Let's compute the complexity.
- Handling a query of the first type takes $O(1)$ time, except when the buffer becomes
full.
- If the buffer does become full, we take $O(nm)$ time. The buffer will be full
$O(\frac{q}{B})$ times.
- Handling queries of the second type takes $O(B)$ time.
In total, the complexity is thus $O(\frac{qnm}{B} + qB)$. We can show that the
complexity is minimal when $B = \sqrt{nm}$. We get a running time of
$O(\frac{qnm}{\sqrt{nm}} + q\sqrt{mn}) = O(q \sqrt{mn})$. In the worst case,
$q \sqrt{mn} \approx 2 \cdot 10^5 \cdot 450 = 9 \cdot 10^7$, which is sufficiently fastx.

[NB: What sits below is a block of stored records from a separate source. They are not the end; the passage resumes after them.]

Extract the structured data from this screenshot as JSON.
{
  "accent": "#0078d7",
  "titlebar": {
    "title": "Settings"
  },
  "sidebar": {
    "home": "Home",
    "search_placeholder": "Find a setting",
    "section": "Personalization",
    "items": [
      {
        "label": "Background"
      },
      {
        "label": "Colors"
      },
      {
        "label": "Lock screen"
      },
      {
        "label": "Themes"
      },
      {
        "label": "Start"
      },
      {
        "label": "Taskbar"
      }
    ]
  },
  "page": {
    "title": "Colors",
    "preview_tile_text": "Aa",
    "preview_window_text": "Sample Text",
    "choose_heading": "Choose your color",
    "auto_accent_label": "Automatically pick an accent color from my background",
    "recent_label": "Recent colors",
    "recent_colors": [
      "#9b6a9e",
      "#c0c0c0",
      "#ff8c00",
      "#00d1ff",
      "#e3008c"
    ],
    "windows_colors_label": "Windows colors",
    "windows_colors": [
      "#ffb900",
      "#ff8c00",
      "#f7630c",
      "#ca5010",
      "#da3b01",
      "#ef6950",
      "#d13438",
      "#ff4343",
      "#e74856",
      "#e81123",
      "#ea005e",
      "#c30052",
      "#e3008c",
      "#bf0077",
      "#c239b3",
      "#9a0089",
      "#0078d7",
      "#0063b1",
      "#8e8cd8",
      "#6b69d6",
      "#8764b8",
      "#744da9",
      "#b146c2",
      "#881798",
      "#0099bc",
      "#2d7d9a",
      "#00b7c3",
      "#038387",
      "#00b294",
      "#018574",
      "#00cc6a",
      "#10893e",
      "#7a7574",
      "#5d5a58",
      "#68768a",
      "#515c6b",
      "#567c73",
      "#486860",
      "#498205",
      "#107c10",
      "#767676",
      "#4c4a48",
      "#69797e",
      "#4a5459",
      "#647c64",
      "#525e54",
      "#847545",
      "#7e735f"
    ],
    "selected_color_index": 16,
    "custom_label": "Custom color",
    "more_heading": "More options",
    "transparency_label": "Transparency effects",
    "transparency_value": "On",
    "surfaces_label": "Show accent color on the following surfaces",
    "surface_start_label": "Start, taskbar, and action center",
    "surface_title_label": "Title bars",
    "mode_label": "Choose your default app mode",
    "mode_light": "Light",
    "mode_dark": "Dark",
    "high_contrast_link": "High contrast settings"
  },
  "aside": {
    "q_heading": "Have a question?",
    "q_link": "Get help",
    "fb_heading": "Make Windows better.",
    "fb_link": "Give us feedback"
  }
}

Similarly, rebuilding some data structure after every $O(\sqrt{n})$ queries can
be used to solve the following problem:
Given an array $A$ of length $n$. There are $q$ queries of two types:
- Given $l$ and $r$. For each $i$, where $l \le i \le r$, add to $A[i]$
the number $F_{i - l + 1}$, where $F_k$ is the $k$-th Fibonacci number.
- Given $l$ and $r$. Find the sum $A[l] + A[l + 1] + \cdots + A[r]$ modulo
$10^9 + 9$.
$1 \le n, m \le 3 \cdot 10^5$.